Though MTL's capital base is more than Rs 10 crore, its current gross block is put at only Rs 7.16 crore. Also, of the proposed Rs 37 crore funds deployment, only Rs 4.61 crore was meant for expansion of manufacturing facilities. As a matter of fact, of the `project cost', the largest component of Rs 15 crore was earmarked for work ing capital and Rs 12.80 crore was to be spent on additional marketing facilities and a new corporate office. Even before going public, MTL had more than 500 shareholders which indicates that the company had placed some shares privately.

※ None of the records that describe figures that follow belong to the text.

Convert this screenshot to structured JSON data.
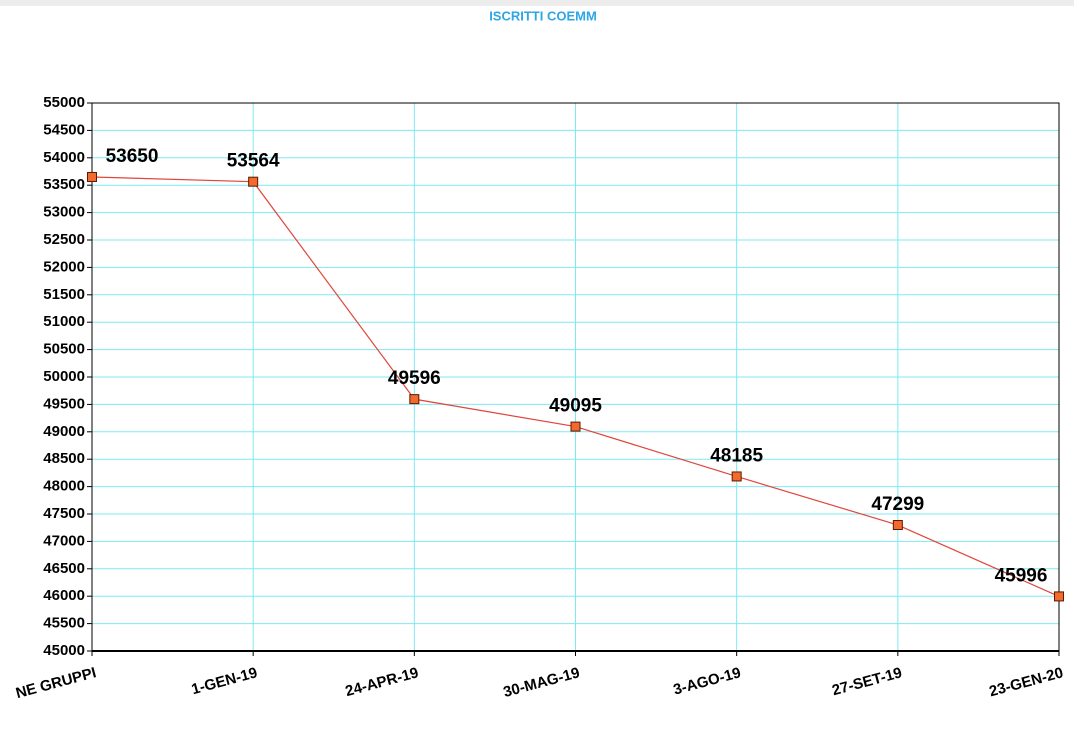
{
  "chart_data": {
    "type": "line",
    "title": "ISCRITTI COEMM",
    "categories": [
      "NE GRUPPI",
      "1-GEN-19",
      "24-APR-19",
      "30-MAG-19",
      "3-AGO-19",
      "27-SET-19",
      "23-GEN-20"
    ],
    "series": [
      {
        "name": "ISCRITTI",
        "color": "#e0463c",
        "values": [
          53650,
          53564,
          49596,
          49095,
          48185,
          47299,
          45996
        ]
      }
    ],
    "ylim": [
      45000,
      55000
    ],
    "yticks": [
      45000,
      45500,
      46000,
      46500,
      47000,
      47500,
      48000,
      48500,
      49000,
      49500,
      50000,
      50500,
      51000,
      51500,
      52000,
      52500,
      53000,
      53500,
      54000,
      54500,
      55000
    ],
    "grid": true
  }
}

Though the public were offered at Rs 95, the promoters and their associates' average cost of holding was just Rs 2.50. Like some of the high-fliers, who artificially boost their share prices through stock splits, MTL too resorted to a stock split early this year.Interestingly, the company's bottomline has shot up after the previous auditors resigned in 1998. With such loose fundamentals, how long will this `tech' stock hold its fort?

New name, old profile
For five years since its inception the company was known as Datanet Corporation Ltd. The company is still in the same business of "technologies of work flow automation systems and computer telephony integration". Yet, the company has now changed its name to Datanet Systems Ltd (DSL). They say that the name was changed to reflect the activities of the company which are part of the information technology industry. But, will a mere change of name enhance the company's prospects?

From its own IT activities, the company never earned any profit in last five years. In 1998, it posted a profit of Rs 49 lakh after accounting for a trading income of Rs 3.36 crore. In 2000 it arrived a profit of Rs 6 lakh after booking a credit of Rs 1 crore from the sale of commercial rights of its wireless division! Rest of the years, it ended up at loss. The accumulated deficit for the three years exceeded Rs 1.5 crore. Last fiscal the company raised its equity capital from Rs 4.6 crore to Rs 9.45 crore through allotments to promoters and their associates in order mainly to pay back loans.

In August this year DSL floated a 3.15 crore public issue at par to augment working capital requirements and also to meet certain capital expenditure. Whereas the small investor portion was barely subscribed by 2788 people, the large investor portion of Rs 1.58 crore was oversubscribed more than 3.5 times by 331 applicants.

Even though DSL completed the allotment within 24 days, it waited another 46 days to list its share for trading. The waiting seems to have aided the scrip in a way, as the listing has taken place when the market was in an upbeat mood. On both the BgSE and the BSE, the DSL scrip is currently priced at 10 per cent premium over the offer price of Rs 10. On the Hyderabad exchange, the scrip is yet to be traced. Perhaps, the current price may give some comfort to the investors of DSL. But, what's the future scope? If the promoters' stake (22.5 per cent) is anything to go by, one can't be too optimistic about DSL. Interestingly, the so called "relatives, friends and associates" hold much more (46 per cent) than the promoters!